Sit back and let the bots, MBAs and consultants slug it out

The writer is a former head of responsible investment at HSBC Asset Management and previous editor of Lex

What a time to be a business columnist — and thank goodness I’m not one. Having to ponder what chatbots mean for companies the world over is some ask. Bill Gates calls “generative AI” as important as personal computers or the internet. A thousand words by Monday?

Then something on the latest MBA rankings, please. Also this week the management consulting industry took a pummelling in the new book The Big Con. What do both mean for employers and their staff? Argh!

Writing about investing means I don’t worry about such things. Will Alphabet be dethroned by Microsoft? Let’s see. Which business schools produce the most chief executives? Yawn. Are McKinsey, Boston Consulting Group and Bain worth the fees? Dunno.

These are key stories, obviously. But the understanding of companies isn’t so important when it comes to investing. Likewise, how firms are run doesn’t move aggregate returns much. There are plenty of good reasons to do an MBA or hire a management consultant. Ironically, however, performance ain’t one of them.

While it is obvious the rise of ChatGPT has different implications for different businesses, knowing what these are ex ante is impossible. Hence why 63 per cent of active equity fund managers underperformed their benchmarks last year in Europe, according to Lipper.

And the winners are always few. In a 2018 paper in the Journal of Financial Economics, for example, Professor Hendrik Bessembinder analysed the returns of all companies listed on the NYSE, Amex and Nasdaq exchanges from 1926 to 2016. Total net wealth created was due to just 4 per cent of the 26,000 stocks.

That is why I recommend only investing in passive funds. Then it doesn’t matter if everyone switches from Google to Bing to Baidu — or if they don’t. Yes, my portfolio will own loads of dud companies along the way. But the handful that smash it out of the park should more than compensate for the swing-and-missers.

Which brings us to those MBAs and management gurus. Why are there so many poor-performing shares when 250,000 students are enrolled as masters of business administration each year? And what’s been gained from the almost trillion dollars per annum spent on consultancies worldwide?

From an investment perspective, nada. The average real return for US equities over the previous 30 years is 6.7 per cent. As it was when calculated in 2000, 1950, 1909 and 1876 — to choose just a few dates from data compiled by Jeremy Siegel.

So many expensive lectures on leadership and cash flow. All those PowerPoint decks. For what? That equity returns are more or less stable is intuitive. When they are high, investors pile in and there is less to go round. Too low and capital exits, leaving more on the table.

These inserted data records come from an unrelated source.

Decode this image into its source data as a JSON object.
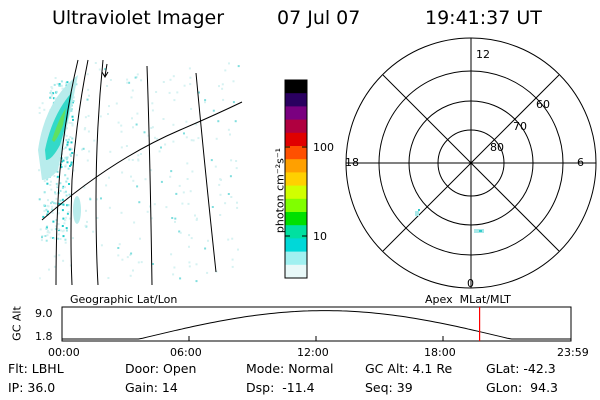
{
  "header": {
    "title": "Ultraviolet Imager",
    "date": "07 Jul 07",
    "time": "19:41:37 UT"
  },
  "colorbar": {
    "unit_label": "photon cm⁻²s⁻¹",
    "ticks": [
      {
        "label": "100",
        "value": 100
      },
      {
        "label": "10",
        "value": 10
      }
    ],
    "colors": [
      "#000000",
      "#2a0060",
      "#7a0080",
      "#b00040",
      "#e00000",
      "#ff5000",
      "#ffa000",
      "#ffd000",
      "#d0ff00",
      "#80ff00",
      "#00e000",
      "#00e0a0",
      "#00d8d8",
      "#a0f0f0",
      "#e8f8f8"
    ]
  },
  "polar_plot": {
    "mlt_labels": {
      "top": "12",
      "left": "18",
      "right": "6",
      "bottom": "0"
    },
    "lat_labels": [
      "60",
      "70",
      "80"
    ]
  },
  "altitude_panel": {
    "left_title": "Geographic Lat/Lon",
    "right_title": "Apex  MLat/MLT",
    "ylabel": "GC Alt",
    "y_top": "9.0",
    "y_bottom": "1.8",
    "time_labels": [
      "00:00",
      "06:00",
      "12:00",
      "18:00",
      "23:59"
    ],
    "marker_time_hours": 19.69,
    "marker_color": "#ff0000"
  },
  "info": {
    "row1": [
      "Flt: LBHL",
      "Door: Open",
      "Mode: Normal",
      "GC Alt: 4.1 Re",
      "GLat: -42.3"
    ],
    "row2": [
      "IP: 36.0",
      "Gain: 14",
      "Dsp:  -11.4",
      "Seq: 39",
      "GLon:  94.3"
    ]
  }
}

That is not to say humanity isn’t better off. The quality of products and services, from phones to eye surgery, improves each year. Companies have scaled-up volumes and shortened delivery times beyond imagination. But again, that’s a business story, not an investment one.

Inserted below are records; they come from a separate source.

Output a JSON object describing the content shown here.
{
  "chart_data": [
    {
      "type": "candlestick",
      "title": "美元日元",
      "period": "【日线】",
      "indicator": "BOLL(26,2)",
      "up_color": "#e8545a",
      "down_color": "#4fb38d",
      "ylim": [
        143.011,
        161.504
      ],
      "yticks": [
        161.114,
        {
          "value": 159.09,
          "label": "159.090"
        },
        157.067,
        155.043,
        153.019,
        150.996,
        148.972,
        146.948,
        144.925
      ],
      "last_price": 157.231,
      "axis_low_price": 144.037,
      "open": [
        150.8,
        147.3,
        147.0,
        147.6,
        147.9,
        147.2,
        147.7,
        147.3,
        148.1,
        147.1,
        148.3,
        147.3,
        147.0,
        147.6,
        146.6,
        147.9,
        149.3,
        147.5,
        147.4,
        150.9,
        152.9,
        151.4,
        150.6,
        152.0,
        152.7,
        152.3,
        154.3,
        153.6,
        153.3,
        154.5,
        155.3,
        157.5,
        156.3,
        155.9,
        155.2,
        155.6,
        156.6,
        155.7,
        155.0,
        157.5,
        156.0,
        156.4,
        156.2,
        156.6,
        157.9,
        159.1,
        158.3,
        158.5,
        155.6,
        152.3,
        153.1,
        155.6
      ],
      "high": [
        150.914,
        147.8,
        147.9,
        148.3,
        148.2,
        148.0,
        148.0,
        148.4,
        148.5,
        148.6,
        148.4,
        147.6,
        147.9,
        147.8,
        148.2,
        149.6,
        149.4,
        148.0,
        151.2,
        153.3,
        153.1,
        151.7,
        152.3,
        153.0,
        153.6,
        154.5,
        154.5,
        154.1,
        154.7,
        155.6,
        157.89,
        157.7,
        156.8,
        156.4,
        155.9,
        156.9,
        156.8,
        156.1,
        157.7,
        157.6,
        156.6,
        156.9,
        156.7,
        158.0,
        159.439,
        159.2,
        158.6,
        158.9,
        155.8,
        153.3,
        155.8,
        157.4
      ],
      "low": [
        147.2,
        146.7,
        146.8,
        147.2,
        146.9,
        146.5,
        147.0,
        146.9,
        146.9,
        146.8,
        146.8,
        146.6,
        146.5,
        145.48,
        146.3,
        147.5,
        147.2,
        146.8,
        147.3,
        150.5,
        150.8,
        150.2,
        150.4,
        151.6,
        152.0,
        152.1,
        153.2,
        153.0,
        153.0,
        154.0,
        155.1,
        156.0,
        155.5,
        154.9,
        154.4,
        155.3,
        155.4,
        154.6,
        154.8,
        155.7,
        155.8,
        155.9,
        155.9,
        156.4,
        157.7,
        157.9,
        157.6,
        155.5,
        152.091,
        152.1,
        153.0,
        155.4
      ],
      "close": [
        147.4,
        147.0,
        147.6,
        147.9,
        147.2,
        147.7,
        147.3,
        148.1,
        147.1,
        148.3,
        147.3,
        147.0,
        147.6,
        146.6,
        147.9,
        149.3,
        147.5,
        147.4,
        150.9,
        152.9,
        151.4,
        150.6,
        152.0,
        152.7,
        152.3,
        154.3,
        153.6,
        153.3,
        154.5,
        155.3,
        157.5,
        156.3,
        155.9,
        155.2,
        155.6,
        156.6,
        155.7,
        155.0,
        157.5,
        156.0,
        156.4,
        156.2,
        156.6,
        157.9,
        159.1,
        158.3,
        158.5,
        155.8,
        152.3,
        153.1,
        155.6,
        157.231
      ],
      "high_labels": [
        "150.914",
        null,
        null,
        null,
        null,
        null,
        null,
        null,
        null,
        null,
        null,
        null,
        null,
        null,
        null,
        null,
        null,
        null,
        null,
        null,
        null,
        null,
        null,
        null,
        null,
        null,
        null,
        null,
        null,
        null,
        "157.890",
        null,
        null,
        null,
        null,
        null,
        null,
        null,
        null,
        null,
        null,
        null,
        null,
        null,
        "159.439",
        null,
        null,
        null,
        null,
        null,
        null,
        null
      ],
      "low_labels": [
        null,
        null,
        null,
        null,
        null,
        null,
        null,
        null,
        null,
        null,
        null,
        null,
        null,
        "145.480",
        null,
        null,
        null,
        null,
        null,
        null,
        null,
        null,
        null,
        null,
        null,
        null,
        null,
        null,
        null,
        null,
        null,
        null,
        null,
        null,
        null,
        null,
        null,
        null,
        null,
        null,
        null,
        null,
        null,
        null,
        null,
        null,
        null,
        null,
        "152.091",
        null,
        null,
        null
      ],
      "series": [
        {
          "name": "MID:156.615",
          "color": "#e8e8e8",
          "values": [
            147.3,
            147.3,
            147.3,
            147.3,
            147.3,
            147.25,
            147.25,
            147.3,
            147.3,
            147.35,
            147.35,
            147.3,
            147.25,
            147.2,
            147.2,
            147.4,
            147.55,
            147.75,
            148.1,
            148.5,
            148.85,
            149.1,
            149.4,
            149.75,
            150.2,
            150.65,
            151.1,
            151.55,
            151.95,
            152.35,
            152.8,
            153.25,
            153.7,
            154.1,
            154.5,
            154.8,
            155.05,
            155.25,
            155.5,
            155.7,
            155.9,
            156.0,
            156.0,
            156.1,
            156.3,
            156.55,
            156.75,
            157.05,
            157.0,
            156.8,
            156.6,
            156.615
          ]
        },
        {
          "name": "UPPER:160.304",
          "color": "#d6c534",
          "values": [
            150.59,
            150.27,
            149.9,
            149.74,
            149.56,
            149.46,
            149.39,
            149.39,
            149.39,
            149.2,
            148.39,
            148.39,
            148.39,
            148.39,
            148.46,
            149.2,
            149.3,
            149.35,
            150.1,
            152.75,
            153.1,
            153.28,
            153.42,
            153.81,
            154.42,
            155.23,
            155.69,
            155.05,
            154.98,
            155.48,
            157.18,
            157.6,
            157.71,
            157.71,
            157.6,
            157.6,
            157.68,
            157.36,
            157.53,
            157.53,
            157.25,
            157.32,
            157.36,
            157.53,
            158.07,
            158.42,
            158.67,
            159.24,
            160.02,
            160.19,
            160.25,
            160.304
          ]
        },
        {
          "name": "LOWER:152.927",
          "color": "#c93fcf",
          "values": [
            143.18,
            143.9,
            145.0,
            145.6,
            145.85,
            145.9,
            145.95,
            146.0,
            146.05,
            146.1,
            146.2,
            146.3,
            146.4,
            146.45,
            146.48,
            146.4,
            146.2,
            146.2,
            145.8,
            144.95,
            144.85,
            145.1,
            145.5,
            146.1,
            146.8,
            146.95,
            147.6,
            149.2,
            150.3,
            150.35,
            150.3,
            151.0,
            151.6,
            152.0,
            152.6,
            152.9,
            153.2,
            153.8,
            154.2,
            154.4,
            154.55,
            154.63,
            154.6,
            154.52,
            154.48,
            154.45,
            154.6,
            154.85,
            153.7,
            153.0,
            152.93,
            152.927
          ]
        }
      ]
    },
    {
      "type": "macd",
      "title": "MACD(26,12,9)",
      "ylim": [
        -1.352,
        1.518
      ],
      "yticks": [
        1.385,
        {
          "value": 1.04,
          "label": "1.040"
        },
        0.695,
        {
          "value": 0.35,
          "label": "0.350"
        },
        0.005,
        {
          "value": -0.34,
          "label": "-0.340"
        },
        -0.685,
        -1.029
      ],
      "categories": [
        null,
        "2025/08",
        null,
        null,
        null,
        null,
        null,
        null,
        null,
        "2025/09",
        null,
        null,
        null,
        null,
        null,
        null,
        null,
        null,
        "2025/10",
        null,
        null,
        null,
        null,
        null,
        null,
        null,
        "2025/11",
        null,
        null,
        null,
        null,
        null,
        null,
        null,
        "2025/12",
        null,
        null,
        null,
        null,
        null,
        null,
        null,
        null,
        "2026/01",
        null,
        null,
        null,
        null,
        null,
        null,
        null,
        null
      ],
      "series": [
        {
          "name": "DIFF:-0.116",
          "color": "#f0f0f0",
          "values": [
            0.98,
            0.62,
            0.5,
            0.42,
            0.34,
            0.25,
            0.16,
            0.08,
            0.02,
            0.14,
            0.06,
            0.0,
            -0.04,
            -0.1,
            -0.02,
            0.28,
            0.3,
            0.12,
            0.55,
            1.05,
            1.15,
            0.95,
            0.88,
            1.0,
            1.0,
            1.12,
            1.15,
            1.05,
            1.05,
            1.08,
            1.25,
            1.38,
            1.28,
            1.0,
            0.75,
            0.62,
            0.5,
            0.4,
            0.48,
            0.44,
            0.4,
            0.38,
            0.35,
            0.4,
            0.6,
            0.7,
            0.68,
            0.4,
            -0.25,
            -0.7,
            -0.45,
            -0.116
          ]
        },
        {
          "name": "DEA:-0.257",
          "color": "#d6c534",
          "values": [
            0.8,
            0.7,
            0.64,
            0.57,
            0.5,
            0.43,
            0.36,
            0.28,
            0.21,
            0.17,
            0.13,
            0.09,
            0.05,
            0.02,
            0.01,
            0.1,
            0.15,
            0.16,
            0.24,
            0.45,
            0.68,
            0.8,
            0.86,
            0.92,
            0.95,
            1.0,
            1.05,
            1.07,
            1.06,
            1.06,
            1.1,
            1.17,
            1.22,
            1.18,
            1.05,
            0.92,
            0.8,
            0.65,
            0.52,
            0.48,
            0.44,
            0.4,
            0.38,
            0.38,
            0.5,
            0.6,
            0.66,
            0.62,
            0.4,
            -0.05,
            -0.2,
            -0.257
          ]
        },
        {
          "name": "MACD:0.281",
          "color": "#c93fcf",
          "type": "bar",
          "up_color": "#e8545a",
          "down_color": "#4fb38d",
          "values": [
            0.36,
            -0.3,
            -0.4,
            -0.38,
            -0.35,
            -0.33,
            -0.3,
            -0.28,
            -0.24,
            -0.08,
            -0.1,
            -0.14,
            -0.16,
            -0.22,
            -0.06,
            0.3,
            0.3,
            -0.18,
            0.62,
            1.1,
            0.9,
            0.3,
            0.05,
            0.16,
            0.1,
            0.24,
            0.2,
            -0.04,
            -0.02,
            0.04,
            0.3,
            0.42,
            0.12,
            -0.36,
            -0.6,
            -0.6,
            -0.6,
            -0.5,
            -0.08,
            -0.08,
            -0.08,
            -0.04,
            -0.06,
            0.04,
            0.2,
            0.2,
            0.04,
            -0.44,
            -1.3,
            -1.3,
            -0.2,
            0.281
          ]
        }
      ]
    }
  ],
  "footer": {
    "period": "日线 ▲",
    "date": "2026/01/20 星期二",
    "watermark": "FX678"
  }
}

Profit margins have risen in most developed markets since the early 1990s. But as with equity returns, profitability seems to fluctuate around a mean over the long run — albeit glacially. Excluding depreciation, US profits as a percentage of gross domestic product were in gentle decline for 50 years before 1992.

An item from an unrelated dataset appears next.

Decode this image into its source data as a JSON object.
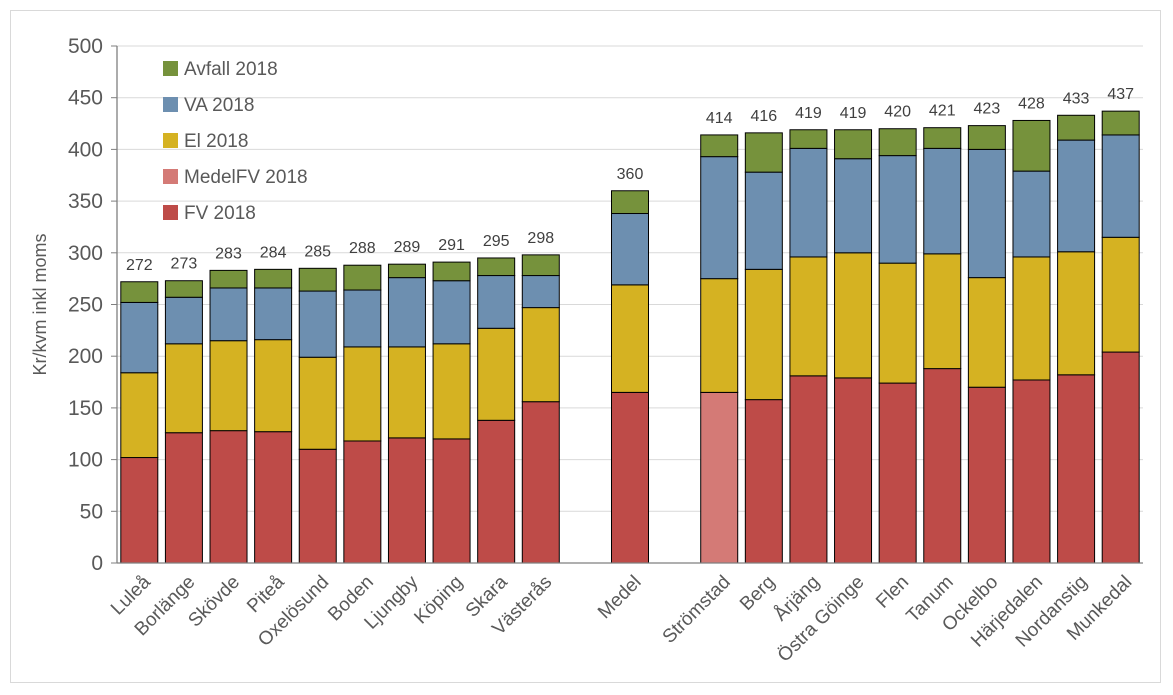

That earnings don’t go up forever also makes sense — no matter what Deloitte or KPMG promise their clients. The Kalecki-Levy profit equation, first described in 1908, reminds us that income is produced by companies, households or governments. Simply put, firms can only grab more of the pie by taking it from the other two. Assuming constant government spending, household savings must contract. Given they’re customers too, profitability is capped.

Great innovations do boost productivity though — especially on the mass market. Like steam engines or biotechnology, the hope is that chatbots become one of these so-called “general purpose technologies”. Productivity helps boost economic growth and ultimately stock markets.

So fingers crossed for an AI revolution with MBAs and management consultants leading the charge. It will be noisy and bloody, with victims galore. Companies and perhaps entire sectors will lose their heads.

But it was ever thus. In the same 90-year study above, the average life of a stock was 7.5 years. Thankfully, however, we investors can view the action from afar, reading the odd dispatch from overworked business columnists, knowing we’re richer whatever the outcome.